Of course, CMSPC is not concerned only with ending veteran suicides. Laura and her organization hope to end all suicides. Laura recalled the suicide of a work friend some time ago, before she started forming the coalition.

“I’d had contact with her the day before she died,” Laura told me. “She left behind some young kids, too.”

But it can be hard to see all the signs, and to put it all together. But with better education within the community, everyone can do a little better with getting help to the people who need it.

“Most people who are in crisis can usually get through it after a few days, or even a few hours,” Laura said.

The community can help to step in and take care of those individuals in crisis. This can take the form of safely storing firearms or medicine from a person experiencing a suicidal crisis. This scares people, but Laura emphasizes that the removal is not permanent.
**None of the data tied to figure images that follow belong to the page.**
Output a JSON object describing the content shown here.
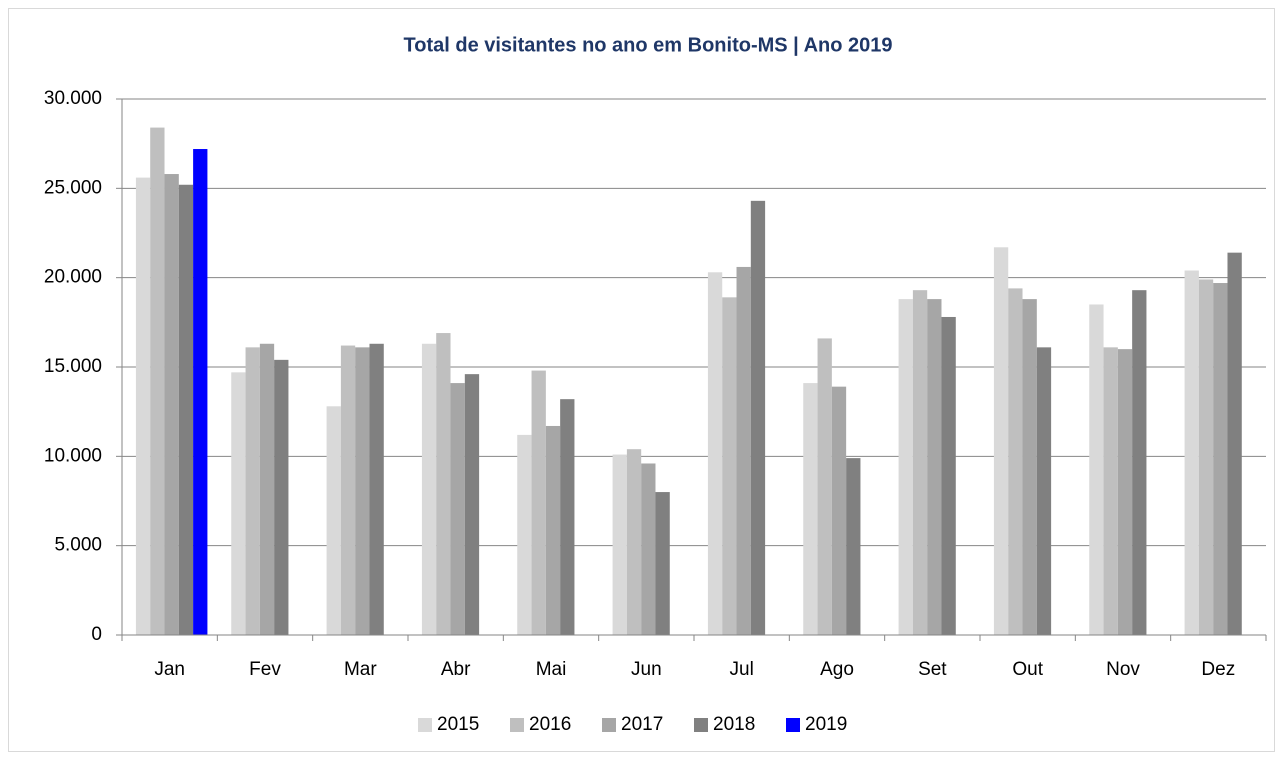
{
  "chart_data": {
    "type": "bar",
    "title": "Total de visitantes no ano em Bonito-MS | Ano 2019",
    "categories": [
      "Jan",
      "Fev",
      "Mar",
      "Abr",
      "Mai",
      "Jun",
      "Jul",
      "Ago",
      "Set",
      "Out",
      "Nov",
      "Dez"
    ],
    "series": [
      {
        "name": "2015",
        "color": "#d9d9d9",
        "values": [
          25600,
          14700,
          12800,
          16300,
          11200,
          10100,
          20300,
          14100,
          18800,
          21700,
          18500,
          20400
        ]
      },
      {
        "name": "2016",
        "color": "#bfbfbf",
        "values": [
          28400,
          16100,
          16200,
          16900,
          14800,
          10400,
          18900,
          16600,
          19300,
          19400,
          16100,
          19900
        ]
      },
      {
        "name": "2017",
        "color": "#a6a6a6",
        "values": [
          25800,
          16300,
          16100,
          14100,
          11700,
          9600,
          20600,
          13900,
          18800,
          18800,
          16000,
          19700
        ]
      },
      {
        "name": "2018",
        "color": "#808080",
        "values": [
          25200,
          15400,
          16300,
          14600,
          13200,
          8000,
          24300,
          9900,
          17800,
          16100,
          19300,
          21400
        ]
      },
      {
        "name": "2019",
        "color": "#0000ff",
        "values": [
          27200,
          null,
          null,
          null,
          null,
          null,
          null,
          null,
          null,
          null,
          null,
          null
        ]
      }
    ],
    "ylim": [
      0,
      30000
    ],
    "yticks": [
      0,
      {
        "value": 5000,
        "label": "5.000"
      },
      {
        "value": 10000,
        "label": "10.000"
      },
      {
        "value": 15000,
        "label": "15.000"
      },
      {
        "value": 20000,
        "label": "20.000"
      },
      {
        "value": 25000,
        "label": "25.000"
      },
      {
        "value": 30000,
        "label": "30.000"
      }
    ],
    "grid": true,
    "legend": "bottom"
  }
}
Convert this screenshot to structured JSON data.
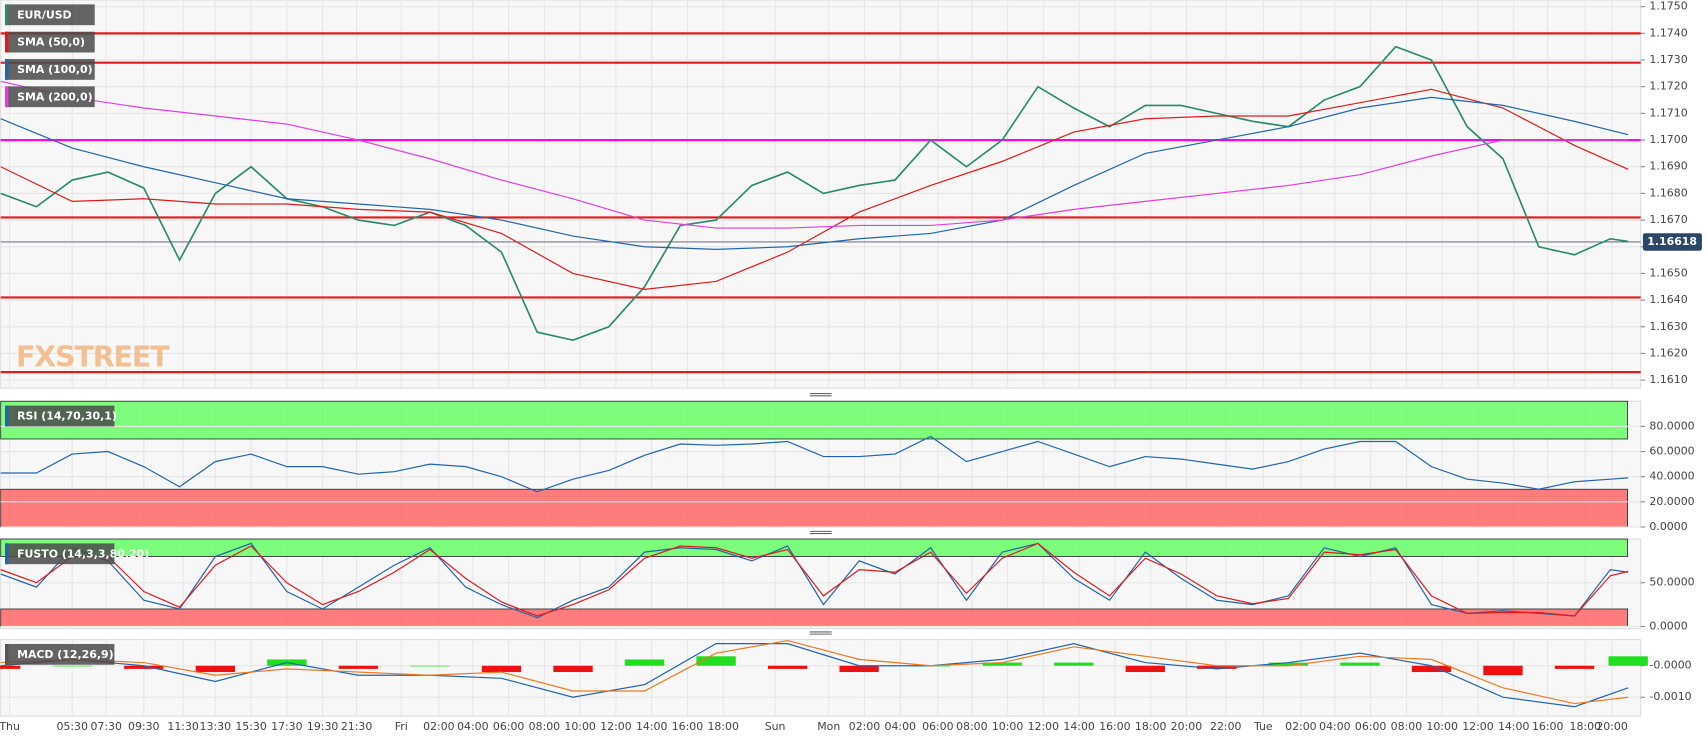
{
  "chart_data": [
    {
      "type": "line",
      "title": "EUR/USD",
      "watermark": "FXSTREET",
      "xlim": [
        0,
        91.7
      ],
      "ylim": [
        1.1607,
        1.17525
      ],
      "yticks": [
        {
          "value": 1.175,
          "label": "1.1750"
        },
        {
          "value": 1.174,
          "label": "1.1740"
        },
        {
          "value": 1.173,
          "label": "1.1730"
        },
        {
          "value": 1.172,
          "label": "1.1720"
        },
        {
          "value": 1.171,
          "label": "1.1710"
        },
        {
          "value": 1.17,
          "label": "1.1700"
        },
        {
          "value": 1.169,
          "label": "1.1690"
        },
        {
          "value": 1.168,
          "label": "1.1680"
        },
        {
          "value": 1.167,
          "label": "1.1670"
        },
        {
          "value": 1.166,
          "label": "1.1660"
        },
        {
          "value": 1.165,
          "label": "1.1650"
        },
        {
          "value": 1.164,
          "label": "1.1640"
        },
        {
          "value": 1.163,
          "label": "1.1630"
        },
        {
          "value": 1.162,
          "label": "1.1620"
        },
        {
          "value": 1.161,
          "label": "1.1610"
        }
      ],
      "grid": true,
      "levels": [
        {
          "value": 1.174,
          "color": "#e31a1c"
        },
        {
          "value": 1.1729,
          "color": "#e31a1c"
        },
        {
          "value": 1.17,
          "color": "#ff00ff"
        },
        {
          "value": 1.1671,
          "color": "#e31a1c"
        },
        {
          "value": 1.1641,
          "color": "#e31a1c"
        },
        {
          "value": 1.1613,
          "color": "#e31a1c"
        }
      ],
      "last_price": 1.16618,
      "series": [
        {
          "color": "#2a8a6a",
          "x": [
            0,
            2,
            4,
            6,
            8,
            10,
            12,
            14,
            16,
            18,
            20,
            22,
            24,
            26,
            28,
            30,
            32,
            34,
            36,
            38,
            40,
            42,
            44,
            46,
            48,
            50,
            52,
            54,
            56,
            58,
            60,
            62,
            64,
            66,
            68,
            70,
            72,
            74,
            76,
            78,
            80,
            82,
            84,
            86,
            88,
            90,
            91
          ],
          "values": [
            1.168,
            1.1675,
            1.1685,
            1.1688,
            1.1682,
            1.1655,
            1.168,
            1.169,
            1.1678,
            1.1675,
            1.167,
            1.1668,
            1.1673,
            1.1668,
            1.1658,
            1.1628,
            1.1625,
            1.163,
            1.1645,
            1.1668,
            1.167,
            1.1683,
            1.1688,
            1.168,
            1.1683,
            1.1685,
            1.17,
            1.169,
            1.17,
            1.172,
            1.1712,
            1.1705,
            1.1713,
            1.1713,
            1.171,
            1.1707,
            1.1705,
            1.1715,
            1.172,
            1.1735,
            1.173,
            1.1705,
            1.1693,
            1.166,
            1.1657,
            1.1663,
            1.1662
          ]
        },
        {
          "name": "SMA (50,0)",
          "color": "#e31a1c",
          "x": [
            0,
            4,
            8,
            12,
            16,
            20,
            24,
            28,
            32,
            36,
            40,
            44,
            48,
            52,
            56,
            60,
            64,
            68,
            72,
            76,
            80,
            84,
            88,
            91
          ],
          "values": [
            1.169,
            1.1677,
            1.1678,
            1.1676,
            1.1676,
            1.1674,
            1.1673,
            1.1665,
            1.165,
            1.1644,
            1.1647,
            1.1658,
            1.1673,
            1.1683,
            1.1692,
            1.1703,
            1.1708,
            1.1709,
            1.1709,
            1.1714,
            1.1719,
            1.1712,
            1.1698,
            1.1689
          ]
        },
        {
          "name": "SMA (100,0)",
          "color": "#2166ac",
          "x": [
            0,
            4,
            8,
            12,
            16,
            20,
            24,
            28,
            32,
            36,
            40,
            44,
            48,
            52,
            56,
            60,
            64,
            68,
            72,
            76,
            80,
            84,
            88,
            91
          ],
          "values": [
            1.1708,
            1.1697,
            1.169,
            1.1684,
            1.1678,
            1.1676,
            1.1674,
            1.167,
            1.1664,
            1.166,
            1.1659,
            1.166,
            1.1663,
            1.1665,
            1.167,
            1.1683,
            1.1695,
            1.17,
            1.1705,
            1.1712,
            1.1716,
            1.1713,
            1.1707,
            1.1702
          ]
        },
        {
          "name": "SMA (200,0)",
          "color": "#e040e0",
          "x": [
            0,
            4,
            8,
            12,
            16,
            20,
            24,
            28,
            32,
            36,
            40,
            44,
            48,
            52,
            56,
            60,
            64,
            68,
            72,
            76,
            80,
            84,
            88,
            91
          ],
          "values": [
            1.1722,
            1.1716,
            1.1712,
            1.1709,
            1.1706,
            1.17,
            1.1693,
            1.1685,
            1.1678,
            1.167,
            1.1667,
            1.1667,
            1.1668,
            1.1668,
            1.167,
            1.1674,
            1.1677,
            1.168,
            1.1683,
            1.1687,
            1.1694,
            1.17,
            1.17,
            1.17
          ]
        }
      ]
    },
    {
      "type": "line",
      "title": "RSI (14,70,30,1)",
      "xlim": [
        0,
        91.7
      ],
      "ylim": [
        0,
        100
      ],
      "yticks": [
        {
          "value": 80,
          "label": "80.0000"
        },
        {
          "value": 60,
          "label": "60.0000"
        },
        {
          "value": 40,
          "label": "40.0000"
        },
        {
          "value": 20,
          "label": "20.0000"
        },
        {
          "value": 0,
          "label": "0.0000"
        }
      ],
      "grid": true,
      "zones": [
        {
          "from": 70,
          "to": 100,
          "color": "#66ff66"
        },
        {
          "from": 0,
          "to": 30,
          "color": "#ff6666"
        }
      ],
      "series": [
        {
          "color": "#2166ac",
          "x": [
            0,
            2,
            4,
            6,
            8,
            10,
            12,
            14,
            16,
            18,
            20,
            22,
            24,
            26,
            28,
            30,
            32,
            34,
            36,
            38,
            40,
            42,
            44,
            46,
            48,
            50,
            52,
            54,
            56,
            58,
            60,
            62,
            64,
            66,
            68,
            70,
            72,
            74,
            76,
            78,
            80,
            82,
            84,
            86,
            88,
            90,
            91
          ],
          "values": [
            43,
            43,
            58,
            60,
            48,
            32,
            52,
            58,
            48,
            48,
            42,
            44,
            50,
            48,
            40,
            28,
            38,
            45,
            57,
            66,
            65,
            66,
            68,
            56,
            56,
            58,
            72,
            52,
            60,
            68,
            58,
            48,
            56,
            54,
            50,
            46,
            52,
            62,
            68,
            68,
            48,
            38,
            35,
            30,
            36,
            38,
            39
          ]
        }
      ]
    },
    {
      "type": "line",
      "title": "FUSTO (14,3,3,80,20)",
      "xlim": [
        0,
        91.7
      ],
      "ylim": [
        -2.5,
        100
      ],
      "yticks": [
        {
          "value": 50,
          "label": "50.0000"
        },
        {
          "value": 0,
          "label": "0.0000"
        }
      ],
      "grid": true,
      "zones": [
        {
          "from": 80,
          "to": 100,
          "color": "#66ff66"
        },
        {
          "from": 0,
          "to": 20,
          "color": "#ff6666"
        }
      ],
      "series": [
        {
          "color": "#2166ac",
          "x": [
            0,
            2,
            4,
            6,
            8,
            10,
            12,
            14,
            16,
            18,
            20,
            22,
            24,
            26,
            28,
            30,
            32,
            34,
            36,
            38,
            40,
            42,
            44,
            46,
            48,
            50,
            52,
            54,
            56,
            58,
            60,
            62,
            64,
            66,
            68,
            70,
            72,
            74,
            76,
            78,
            80,
            82,
            84,
            86,
            88,
            90,
            91
          ],
          "values": [
            60,
            45,
            90,
            75,
            30,
            20,
            80,
            95,
            40,
            20,
            45,
            70,
            90,
            45,
            25,
            10,
            30,
            45,
            85,
            90,
            88,
            75,
            92,
            25,
            75,
            60,
            90,
            30,
            85,
            95,
            55,
            30,
            85,
            55,
            30,
            25,
            35,
            90,
            80,
            90,
            25,
            15,
            18,
            15,
            12,
            65,
            62
          ]
        },
        {
          "color": "#e31a1c",
          "x": [
            0,
            2,
            4,
            6,
            8,
            10,
            12,
            14,
            16,
            18,
            20,
            22,
            24,
            26,
            28,
            30,
            32,
            34,
            36,
            38,
            40,
            42,
            44,
            46,
            48,
            50,
            52,
            54,
            56,
            58,
            60,
            62,
            64,
            66,
            68,
            70,
            72,
            74,
            76,
            78,
            80,
            82,
            84,
            86,
            88,
            90,
            91
          ],
          "values": [
            65,
            50,
            80,
            80,
            40,
            22,
            70,
            92,
            50,
            25,
            40,
            62,
            88,
            55,
            28,
            12,
            25,
            42,
            78,
            92,
            90,
            78,
            88,
            35,
            65,
            62,
            85,
            38,
            78,
            95,
            62,
            35,
            78,
            60,
            35,
            26,
            32,
            85,
            82,
            88,
            35,
            15,
            16,
            16,
            12,
            58,
            63
          ]
        }
      ]
    },
    {
      "type": "line",
      "title": "MACD (12,26,9)",
      "xlim": [
        0,
        91.7
      ],
      "ylim": [
        -0.0016,
        0.00083
      ],
      "yticks": [
        {
          "value": 0,
          "label": "-0.0000"
        },
        {
          "value": -0.001,
          "label": "-0.0010"
        }
      ],
      "grid": true,
      "xticks": [
        {
          "value": 0.5,
          "label": "Thu"
        },
        {
          "value": 4,
          "label": "05:30"
        },
        {
          "value": 5.9,
          "label": "07:30"
        },
        {
          "value": 8,
          "label": "09:30"
        },
        {
          "value": 10.2,
          "label": "11:30"
        },
        {
          "value": 12,
          "label": "13:30"
        },
        {
          "value": 14,
          "label": "15:30"
        },
        {
          "value": 16,
          "label": "17:30"
        },
        {
          "value": 18,
          "label": "19:30"
        },
        {
          "value": 19.9,
          "label": "21:30"
        },
        {
          "value": 22.4,
          "label": "Fri"
        },
        {
          "value": 24.5,
          "label": "02:00"
        },
        {
          "value": 26.4,
          "label": "04:00"
        },
        {
          "value": 28.4,
          "label": "06:00"
        },
        {
          "value": 30.4,
          "label": "08:00"
        },
        {
          "value": 32.4,
          "label": "10:00"
        },
        {
          "value": 34.4,
          "label": "12:00"
        },
        {
          "value": 36.4,
          "label": "14:00"
        },
        {
          "value": 38.4,
          "label": "16:00"
        },
        {
          "value": 40.4,
          "label": "18:00"
        },
        {
          "value": 43.3,
          "label": "Sun"
        },
        {
          "value": 46.3,
          "label": "Mon"
        },
        {
          "value": 48.3,
          "label": "02:00"
        },
        {
          "value": 50.3,
          "label": "04:00"
        },
        {
          "value": 52.4,
          "label": "06:00"
        },
        {
          "value": 54.3,
          "label": "08:00"
        },
        {
          "value": 56.3,
          "label": "10:00"
        },
        {
          "value": 58.3,
          "label": "12:00"
        },
        {
          "value": 60.3,
          "label": "14:00"
        },
        {
          "value": 62.3,
          "label": "16:00"
        },
        {
          "value": 64.3,
          "label": "18:00"
        },
        {
          "value": 66.3,
          "label": "20:00"
        },
        {
          "value": 68.5,
          "label": "22:00"
        },
        {
          "value": 70.6,
          "label": "Tue"
        },
        {
          "value": 72.7,
          "label": "02:00"
        },
        {
          "value": 74.6,
          "label": "04:00"
        },
        {
          "value": 76.6,
          "label": "06:00"
        },
        {
          "value": 78.6,
          "label": "08:00"
        },
        {
          "value": 80.6,
          "label": "10:00"
        },
        {
          "value": 82.6,
          "label": "12:00"
        },
        {
          "value": 84.6,
          "label": "14:00"
        },
        {
          "value": 86.5,
          "label": "16:00"
        },
        {
          "value": 88.6,
          "label": "18:00"
        },
        {
          "value": 90.1,
          "label": "20:00"
        }
      ],
      "series": [
        {
          "type": "bar",
          "positive_color": "#22dd22",
          "negative_color": "#ee1111",
          "x": [
            0,
            4,
            8,
            12,
            16,
            20,
            24,
            28,
            32,
            36,
            40,
            44,
            48,
            52,
            56,
            60,
            64,
            68,
            72,
            76,
            80,
            84,
            88,
            91
          ],
          "values": [
            -0.0001,
            0,
            -0.0001,
            -0.0002,
            0.0002,
            -0.0001,
            0,
            -0.0002,
            -0.0002,
            0.0002,
            0.0003,
            -0.0001,
            -0.0002,
            0,
            0.0001,
            0.0001,
            -0.0002,
            -0.0001,
            0.0001,
            0.0001,
            -0.0002,
            -0.0003,
            -0.0001,
            0.0003
          ]
        },
        {
          "color": "#2166ac",
          "x": [
            0,
            4,
            8,
            12,
            16,
            20,
            24,
            28,
            32,
            36,
            40,
            44,
            48,
            52,
            56,
            60,
            64,
            68,
            72,
            76,
            80,
            84,
            88,
            91
          ],
          "values": [
            0,
            0.0002,
            0,
            -0.0005,
            0.0001,
            -0.0003,
            -0.0003,
            -0.0004,
            -0.001,
            -0.0006,
            0.0007,
            0.0007,
            0,
            0,
            0.0002,
            0.0007,
            0.0001,
            -0.0001,
            0.0001,
            0.0004,
            0,
            -0.001,
            -0.0013,
            -0.0007
          ]
        },
        {
          "color": "#f07820",
          "x": [
            0,
            4,
            8,
            12,
            16,
            20,
            24,
            28,
            32,
            36,
            40,
            44,
            48,
            52,
            56,
            60,
            64,
            68,
            72,
            76,
            80,
            84,
            88,
            91
          ],
          "values": [
            0.0001,
            0.0002,
            0.0001,
            -0.0003,
            -0.0001,
            -0.0002,
            -0.0003,
            -0.0002,
            -0.0008,
            -0.0008,
            0.0004,
            0.0008,
            0.0002,
            0,
            0.0001,
            0.0006,
            0.0003,
            0,
            0,
            0.0003,
            0.0002,
            -0.0007,
            -0.0012,
            -0.001
          ]
        }
      ]
    }
  ]
}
“If you see a person who is too drunk to drive, you take away their car keys,” Laura told me, as an example. “But they can come and pick up their vehicle the next day. It’s the same with firearms or bottles of medicine. It’s not taken away permanently.”

For more information on how to help people in the community struggling with suicidal thoughts, community organizations can reach out to Laura and CMSPC at Laura.Kunstleben@VA.gov. I hope many of you will reach out to her, or look into ways to help your friends, family, and coworkers in crisis. It may well be a lofty goal, but suicide is the most preventable type of death, and we can all help to end it in our community.